Возьми, попробуй, сказал Лукас, сыр делает человека чувственным. Лицо его все округлялось, он стал похож на хомяка, щеки набиты проволоне, горгонцолой, хлебом — взгляни! сказал он с блаженством в голосе, это же действительно высший класс, вот здесь, на корочке, смотри, видишь, тут видны еще дырки от прошивки, и видишь, какие прожилки? Прошивка ручная, это ясно. Что такое прошивка? Вот что это такое, посмотри. Сыр — это целая наука. Кстати, о науке. Я сегодня чуть со смеху не умер, глядя на нашего профессора.
Впервые Лео Зингера назвали просто «профессором». Юдифь моментально поняла, о ком идет речь, она находила это apelido, то есть прозвище, остроумным и точным, но тон, которым Лукас это сказал, ей не понравился.
Значит, о том, как он упал в воду, корректней следует выразиться — тут Лукас поднял указательный палец — прыгнул. Прыгнул, разумеется. Там, у себя в башке. Лукас постучал указательным пальцем по лбу. Профессор печального образа, сказал Лукас, рот его был набит до отказа, лицо расплылось до невозможности, оно, казалось, готово было лопнуть. Мудрые речи и нелепые поступки, сказал Лукас, мотая головой, дивно, просто дивно, ты посмотри только, в этом ломтике проволоне видна даже структура замешивания сырной массы. Сырную массу разогревают в сыворотке, разрезают, она недолго бродит, потом ее разминают в горячей воде, вытягивают и скручивают в жгуты, снова нагревают и лепят из нее груши, шары, колбасы, причем классическая форма — грушевидная.

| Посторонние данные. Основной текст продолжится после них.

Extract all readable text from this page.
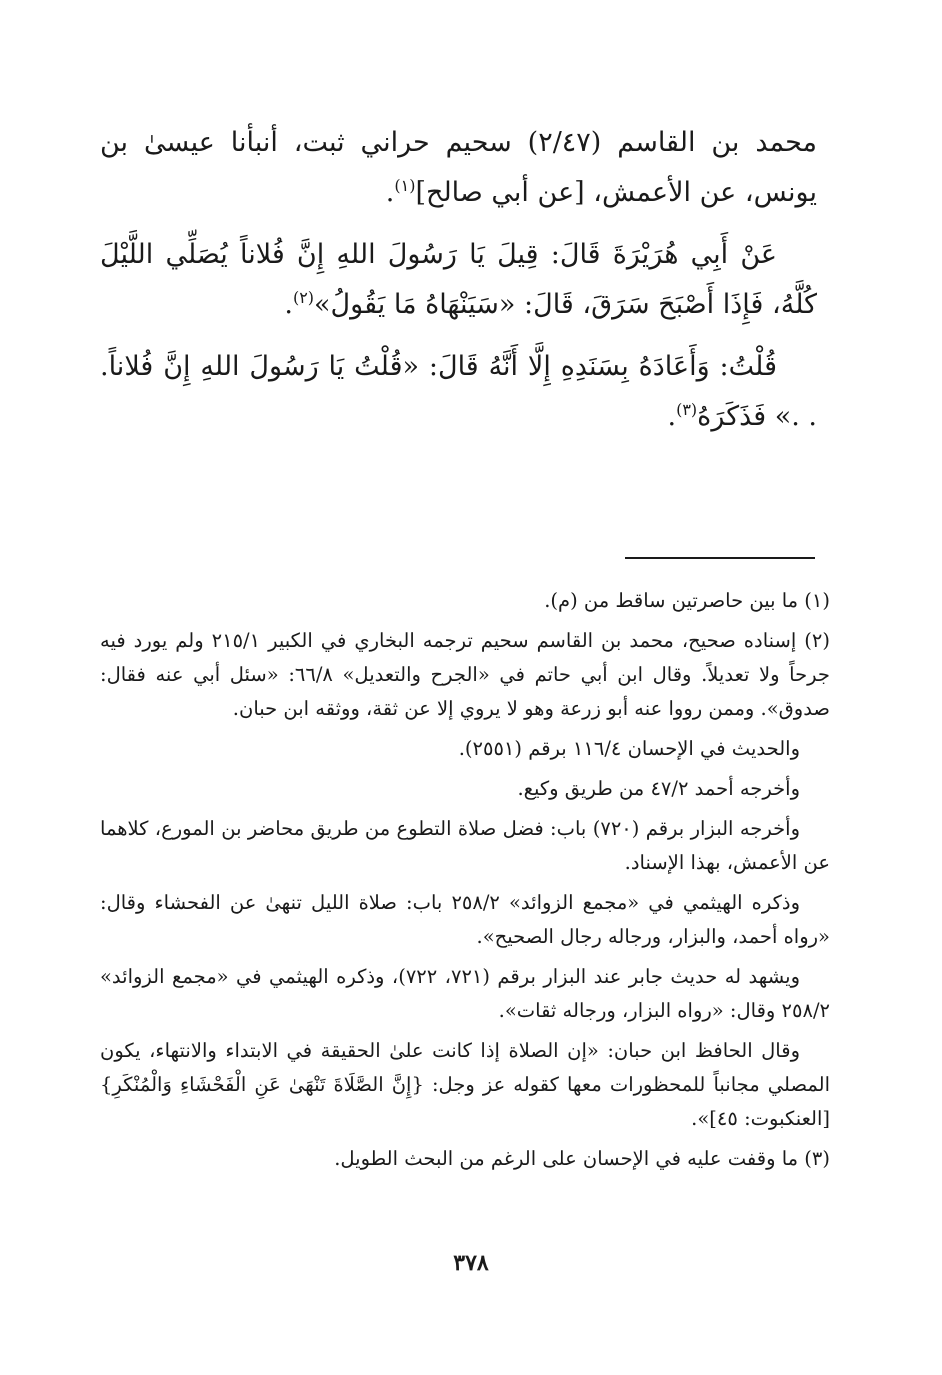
محمد بن القاسم (٢/٤٧) سحيم حراني ثبت، أنبأنا عيسىٰ بن يونس، عن الأعمش، [عن أبي صالح]$^{(١)}$.

عَنْ أَبِي هُرَيْرَةَ قَالَ: قِيلَ يَا رَسُولَ اللهِ إِنَّ فُلاناً يُصَلِّي اللَّيْلَ كُلَّهُ، فَإِذَا أَصْبَحَ سَرَقَ، قَالَ: «سَيَنْهَاهُ مَا يَقُولُ»$^{(٢)}$.

قُلْتُ: وَأَعَادَهُ بِسَنَدِهِ إِلَّا أَنَّهُ قَالَ: «قُلْتُ يَا رَسُولَ اللهِ إِنَّ فُلاناً. . .» فَذَكَرَهُ$^{(٣)}$.

(١) ما بين حاصرتين ساقط من (م).

(٢) إسناده صحيح، محمد بن القاسم سحيم ترجمه البخاري في الكبير ٢١٥/١ ولم يورد فيه جرحاً ولا تعديلاً. وقال ابن أبي حاتم في «الجرح والتعديل» ٦٦/٨: «سئل أبي عنه فقال: صدوق». وممن رووا عنه أبو زرعة وهو لا يروي إلا عن ثقة، ووثقه ابن حبان.

والحديث في الإحسان ١١٦/٤ برقم (٢٥٥١).

وأخرجه أحمد ٤٧/٢ من طريق وكيع.

وأخرجه البزار برقم (٧٢٠) باب: فضل صلاة التطوع من طريق محاضر بن المورع، كلاهما عن الأعمش، بهذا الإسناد.

وذكره الهيثمي في «مجمع الزوائد» ٢٥٨/٢ باب: صلاة الليل تنهىٰ عن الفحشاء وقال: «رواه أحمد، والبزار، ورجاله رجال الصحيح».

ويشهد له حديث جابر عند البزار برقم (٧٢١، ٧٢٢)، وذكره الهيثمي في «مجمع الزوائد» ٢٥٨/٢ وقال: «رواه البزار، ورجاله ثقات».

وقال الحافظ ابن حبان: «إن الصلاة إذا كانت علىٰ الحقيقة في الابتداء والانتهاء، يكون المصلي مجانباً للمحظورات معها كقوله عز وجل: {إِنَّ الصَّلَاةَ تَنْهَىٰ عَنِ الْفَحْشَاءِ وَالْمُنْكَرِ} [العنكبوت: ٤٥]».

(٣) ما وقفت عليه في الإحسان على الرغم من البحث الطويل.

٣٧٨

Они застывают в холодной воде, прежде чем попасть в соляную ванну. У первосортного проволоне, когда разрезаешь эту грушу, заметна еще вся эта структура замешивания, например, вот здесь, видишь. Выглядит, как едва заметные трещинки. Да. Профессор. Печальный образ. Он, извини, Лукас с трудом проглотил, мотнув головой, и тут же невольно рыгнул, он явно хочет сделать меня своим Санчо Пансой, но, Лукас опрокинул рюмку граппы и встряхнулся, сыр! Ты совсем не хочешь сыру? Зря, такого ты дома никогда не попробуешь.
Дома, подумала Юдифь, это для Лукаса нечто само собой разумеющееся. Как для него все просто и естественно. То, что он везде, как дома. И то, что, где бы он ни был, он всегда знает, чем здесь можно набить брюхо. То, что какой уж он есть, такой и есть. И уверен, что, когда он гнусно отзывается о человеке, его, конечно, поддержат. А ведь как раз об этом Лео и говорил за ужином, об ограниченности человека, когда он признает только собственные правила поведения, и если бы Лукас понял суть этих слов, он сейчас так не говорил бы. Она почувствовала отвращение к нему, он кое-что верно подметил, но не уловил самого главного, а именно…

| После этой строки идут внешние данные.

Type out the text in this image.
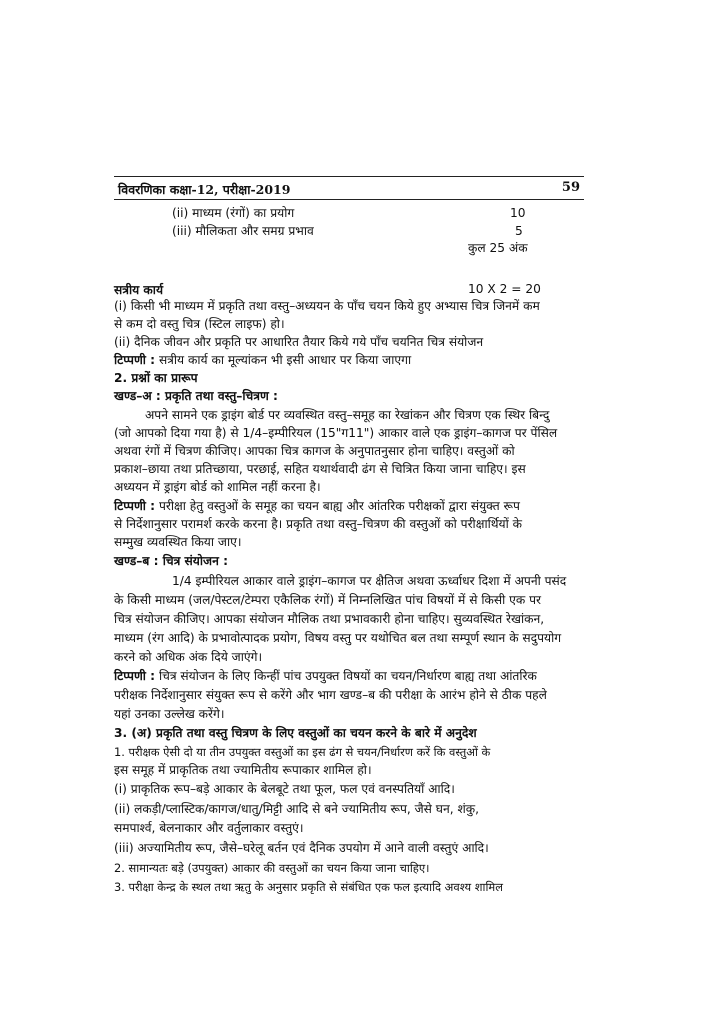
विवरणिका कक्षा-12, परीक्षा-2019	59
(ii) माध्यम (रंगों) का प्रयोग	10
(iii) मौलिकता और समग्र प्रभाव	5
कुल 25 अंक
सत्रीय कार्य	10 X 2 = 20
(i) किसी भी माध्यम में प्रकृति तथा वस्तु–अध्ययन के पाँच चयन किये हुए अभ्यास चित्र जिनमें कम
से कम दो वस्तु चित्र (स्टिल लाइफ) हो।
(ii) दैनिक जीवन और प्रकृति पर आधारित तैयार किये गये पाँच चयनित चित्र संयोजन
टिप्पणी : सत्रीय कार्य का मूल्यांकन भी इसी आधार पर किया जाएगा
2. प्रश्नों का प्रारूप
खण्ड–अ : प्रकृति तथा वस्तु–चित्रण :
अपने सामने एक ड्राइंग बोर्ड पर व्यवस्थित वस्तु–समूह का रेखांकन और चित्रण एक स्थिर बिन्दु
(जो आपको दिया गया है) से 1/4–इम्पीरियल (15"ग11") आकार वाले एक ड्राइंग–कागज पर पेंसिल
अथवा रंगों में चित्रण कीजिए। आपका चित्र कागज के अनुपातनुसार होना चाहिए। वस्तुओं को
प्रकाश–छाया तथा प्रतिच्छाया, परछाई, सहित यथार्थवादी ढंग से चित्रित किया जाना चाहिए। इस
अध्ययन में ड्राइंग बोर्ड को शामिल नहीं करना है।
टिप्पणी : परीक्षा हेतु वस्तुओं के समूह का चयन बाह्य और आंतरिक परीक्षकों द्वारा संयुक्त रूप
से निर्देशानुसार परामर्श करके करना है। प्रकृति तथा वस्तु–चित्रण की वस्तुओं को परीक्षार्थियों के
सम्मुख व्यवस्थित किया जाए।
खण्ड–ब : चित्र संयोजन :
1/4 इम्पीरियल आकार वाले ड्राइंग–कागज पर क्षैतिज अथवा ऊर्ध्वाधर दिशा में अपनी पसंद
के किसी माध्यम (जल/पेस्टल/टेम्परा एकैलिक रंगों) में निम्नलिखित पांच विषयों में से किसी एक पर
चित्र संयोजन कीजिए। आपका संयोजन मौलिक तथा प्रभावकारी होना चाहिए। सुव्यवस्थित रेखांकन,
माध्यम (रंग आदि) के प्रभावोत्पादक प्रयोग, विषय वस्तु पर यथोचित बल तथा सम्पूर्ण स्थान के सदुपयोग
करने को अधिक अंक दिये जाएंगे।
टिप्पणी : चित्र संयोजन के लिए किन्हीं पांच उपयुक्त विषयों का चयन/निर्धारण बाह्य तथा आंतरिक
परीक्षक निर्देशानुसार संयुक्त रूप से करेंगे और भाग खण्ड–ब की परीक्षा के आरंभ होने से ठीक पहले
यहां उनका उल्लेख करेंगे।
3. (अ) प्रकृति तथा वस्तु चित्रण के लिए वस्तुओं का चयन करने के बारे में अनुदेश
1. परीक्षक ऐसी दो या तीन उपयुक्त वस्तुओं का इस ढंग से चयन/निर्धारण करें कि वस्तुओं के
इस समूह में प्राकृतिक तथा ज्यामितीय रूपाकार शामिल हो।
(i) प्राकृतिक रूप–बड़े आकार के बेलबूटे तथा फूल, फल एवं वनस्पतियाँ आदि।
(ii) लकड़ी/प्लास्टिक/कागज/धातु/मिट्टी आदि से बने ज्यामितीय रूप, जैसे घन, शंकु,
समपार्श्व, बेलनाकार और वर्तुलाकार वस्तुएं।
(iii) अज्यामितीय रूप, जैसे–घरेलू बर्तन एवं दैनिक उपयोग में आने वाली वस्तुएं आदि।
2. सामान्यतः बड़े (उपयुक्त) आकार की वस्तुओं का चयन किया जाना चाहिए।
3. परीक्षा केन्द्र के स्थल तथा ऋतु के अनुसार प्रकृति से संबंधित एक फल इत्यादि अवश्य शामिल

Ты заметила, как он вел себя по дороге в ресторан и потом за столом? Кстати — маленькими порциями. Как это дорого, да и невкусно, есть маленькими порциями. А миленький был ресторанчик, да? А, неважно. В общем, Лео за ужином. Это было поучительно. Все сразу стало ясно.
Безусловно, сказала Юдифь. Ей хотелось напомнить Лукасу о том, что Лео рассказывал за ужином, сказать ему, что он мог извлечь из этого кое-что полезное, но Лукас уже говорил дальше, вдохновленный предполагаемым одобрением Юдифи, в котором был уверен. Он вел себя, как молодой театральный любовник. Новый костюм, новая роль. Ведь смешно это выглядело, правда? Купи мы ему рыцарские доспехи, он бы вообразил себя рыцарем. А кстати, надо было купить. Он еще налил себе граппы и снова выпил. Влюбленный взгляд. Почти такой же, как у Лео за ужином. Не такой уверенный, но зато более наглый и поверхностный. В последний раз на какой-то миг показалось, что Лукас — ученик Лео. Надо было. Лео в этих рыцарских доспехах смог бы изложить объективные причины того, почему он может дать себе и миру свободу, только надев их на себя.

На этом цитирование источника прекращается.